İç benliğin aynası: Frekanslar

Popüler gündemi takip edenler bilir, istesek de istemesek de dahil olduğumuz çiftler var medyada. Kimimiz beğeniyoruz, kimimiz altında başka anlamlar arıyoruz, yakıştırdık, yakıştırmadık… Gerçek mi, reklam mı? Bir konuyla ilgili fikrimizi, kendi tecrübelerimize ve inanç sistemlerimize göre oluşturduğumuz için bir başkasının konuyla ilgili apayrı bir düşünceyi savunuyor olması çok doğal. O da kendi inanç sistemlerine göre algılıyor dünyayı.

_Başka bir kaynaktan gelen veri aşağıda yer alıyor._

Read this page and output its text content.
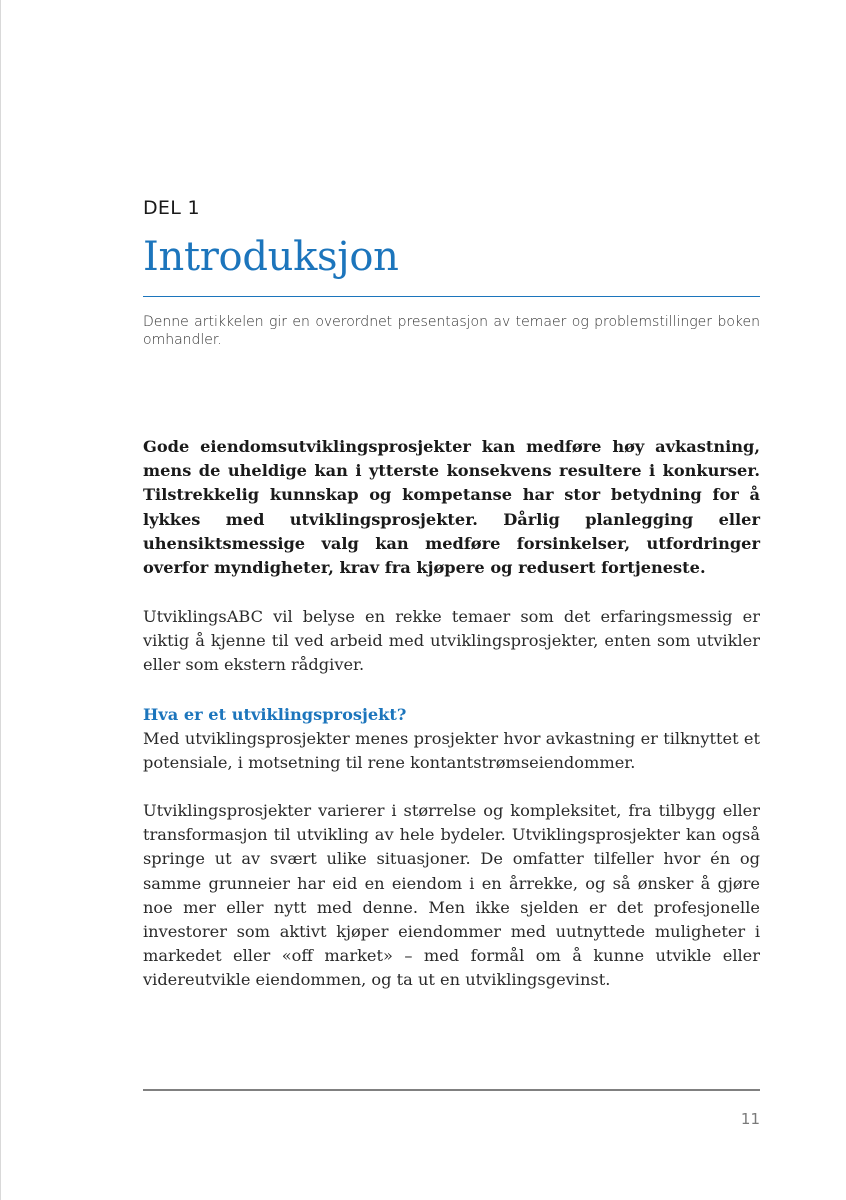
DEL 1
Introduksjon

Denne artikkelen gir en overordnet presentasjon av temaer og problemstillinger boken omhandler.

Gode eiendomsutviklingsprosjekter kan medføre høy avkastning, mens de uheldige kan i ytterste konsekvens resultere i konkurser. Tilstrekkelig kunnskap og kompetanse har stor betydning for å lykkes med utviklingsprosjekter. Dårlig planlegging eller uhensiktsmessige valg kan medføre forsinkelser, utfordringer overfor myndigheter, krav fra kjøpere og redusert fortjeneste.

UtviklingsABC vil belyse en rekke temaer som det erfaringsmessig er viktig å kjenne til ved arbeid med utviklingsprosjekter, enten som utvikler eller som ekstern rådgiver.

Hva er et utviklingsprosjekt?

Med utviklingsprosjekter menes prosjekter hvor avkastning er tilknyttet et potensiale, i motsetning til rene kontantstrømseiendommer.

Utviklingsprosjekter varierer i størrelse og kompleksitet, fra tilbygg eller transformasjon til utvikling av hele bydeler. Utviklingsprosjekter kan også springe ut av svært ulike situasjoner. De omfatter tilfeller hvor én og samme grunneier har eid en eiendom i en årrekke, og så ønsker å gjøre noe mer eller nytt med denne. Men ikke sjelden er det profesjonelle investorer som aktivt kjøper eiendommer med uutnyttede muligheter i markedet eller «off market» – med formål om å kunne utvikle eller videreutvikle eiendommen, og ta ut en utviklingsgevinst.

11
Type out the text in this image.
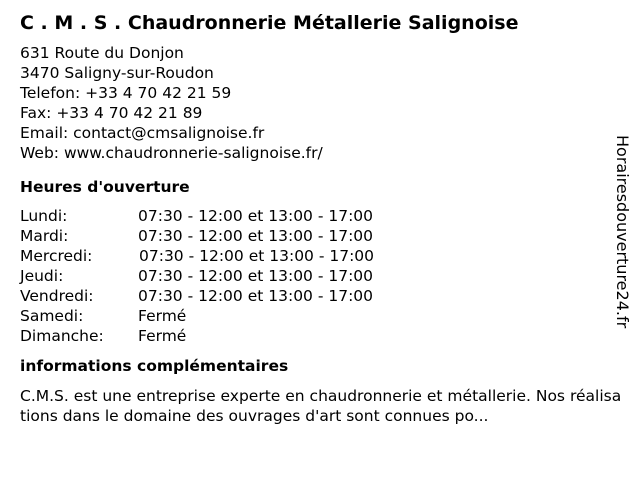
C . M . S . Chaudronnerie Métallerie Salignoise
631 Route du Donjon
3470 Saligny-sur-Roudon
Telefon: +33 4 70 42 21 59
Fax: +33 4 70 42 21 89
Email: contact@cmsalignoise.fr
Web: www.chaudronnerie-salignoise.fr/
Heures d'ouverture
Lundi:	07:30 - 12:00 et 13:00 - 17:00
Mardi:	07:30 - 12:00 et 13:00 - 17:00
Mercredi:	07:30 - 12:00 et 13:00 - 17:00
Jeudi:	07:30 - 12:00 et 13:00 - 17:00
Vendredi:	07:30 - 12:00 et 13:00 - 17:00
Samedi:	Fermé
Dimanche: Fermé
informations complémentaires
C.M.S. est une entreprise experte en chaudronnerie et métallerie. Nos réalisations dans le domaine des ouvrages d'art sont connues po...
Horairesdouverture24.fr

İşe yaramayan ama değiştirmeye pek gönüllü olmadığımız inançlarımız var. Güzel bulduğumuz bir kadın yeterince yakışıklı bulmadığımız bir erkekle beraber olduğunda parası için beraber olduğuna inandığımız gibi. Tarafları yeterince varlıklı bulmuyorsak işin içinde mutlaka başka şeylerin olduğunu düşündüğümüz gibi. Ya da çoook yakışıklı bir erkek bize göre hiç de güzel olmayan bir kadınla beraberse, kadının cinsel organına atıfta bulunmakla başlayan, “allahın herkese çirkin şansı verme” duasıyla devam eden ve adama yakıştıramadığımız kadının mutlaka büyücülükle, cincilikte uğraştığını ima eden yorumlarda bulunduğumuz gibi. Ah, ne çok biliyoruz. Haa, görsel zevkimize uymayan bir erkek, görsel zevkimize uymayan bir kadınla beraberse, ya da iki kişi de çok güzel, çok başarılı filansa sorun yok, onlar için anında şefkat ve onaylama hissetmemiz işten bile değil. İşleri güçleri, aile yapıları denkse, o noktada aklımıza “birbirlerini sevdikleri” geliyor. İnsanların birbirini sevdiğine ancak algı terazimizde kefeler denkse inanıyoruz. Çünkü ne de olsa, davul bile dengine çalıyor.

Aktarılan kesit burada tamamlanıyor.